Last night, after waiting about 3 months, we decided we were going to dump out a batch of Root Beer we had thought was a dud. Typically, you brew it, wait 3 weeks, and it's ready to drink. Well, at the 3 week mark, it was flat, and crappy. At the 6 week mark, flat and crappy. Well, I got around to getting things read to do another batch and was going to empty the bottles we had, and opened one. Lots and lots of carbonation, and a very nice smell. Meaning that the yeast had been used up and died like it should have.
Decided to pour a glass. Well... here's where the interesting thing happens. We used Vintner's yeast for the carbonation. There's something significantly different about natural carbonation vs. forced carbonation like you get from mass produced soda.

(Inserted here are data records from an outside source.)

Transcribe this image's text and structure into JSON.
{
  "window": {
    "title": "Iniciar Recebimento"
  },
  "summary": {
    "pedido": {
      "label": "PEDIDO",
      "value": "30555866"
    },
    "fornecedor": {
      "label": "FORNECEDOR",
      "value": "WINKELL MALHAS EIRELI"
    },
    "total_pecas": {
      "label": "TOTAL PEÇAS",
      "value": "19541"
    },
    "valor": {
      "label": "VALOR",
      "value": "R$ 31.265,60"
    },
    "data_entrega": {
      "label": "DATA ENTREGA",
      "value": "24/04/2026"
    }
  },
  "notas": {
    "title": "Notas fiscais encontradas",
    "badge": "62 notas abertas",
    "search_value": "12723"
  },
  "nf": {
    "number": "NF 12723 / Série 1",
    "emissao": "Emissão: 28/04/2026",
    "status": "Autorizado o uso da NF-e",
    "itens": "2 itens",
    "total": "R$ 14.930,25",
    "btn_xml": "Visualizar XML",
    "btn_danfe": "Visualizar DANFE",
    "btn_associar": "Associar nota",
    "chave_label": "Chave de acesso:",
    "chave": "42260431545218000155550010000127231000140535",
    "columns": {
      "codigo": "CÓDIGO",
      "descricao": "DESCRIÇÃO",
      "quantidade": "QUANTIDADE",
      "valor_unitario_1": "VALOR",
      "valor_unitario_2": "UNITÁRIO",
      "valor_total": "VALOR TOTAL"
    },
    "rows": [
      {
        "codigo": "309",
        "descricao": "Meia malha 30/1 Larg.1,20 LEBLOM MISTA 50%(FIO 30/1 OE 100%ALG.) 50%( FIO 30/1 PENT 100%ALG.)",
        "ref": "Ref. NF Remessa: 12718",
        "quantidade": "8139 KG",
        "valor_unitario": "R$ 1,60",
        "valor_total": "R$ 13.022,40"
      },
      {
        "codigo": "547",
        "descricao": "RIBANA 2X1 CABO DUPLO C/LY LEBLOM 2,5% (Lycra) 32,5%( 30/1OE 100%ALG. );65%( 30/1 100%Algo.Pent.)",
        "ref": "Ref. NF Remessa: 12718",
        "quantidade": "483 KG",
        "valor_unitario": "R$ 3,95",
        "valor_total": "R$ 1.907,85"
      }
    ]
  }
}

I took a drink. The thing that I noticed was that it wasn't sweet at all. It had a great head on it too. It was after I'd had half a bottle that I began to feel the tell tale signs that this wasn't just root beer, it was alcoholic root beer.
The sugars had been eaten up by the yeast, and turned into alcohol.
I now have something rather special on my hands here, because it has the root beer taste, a lack of sweetness, and the alcohol content of a glass of wine. I kid you not. AND... It doesn't go flat after opening.
I'm not sure exactly what happened, but if I can recreate this, I'm going to, as it's not a bad tasting beer at all.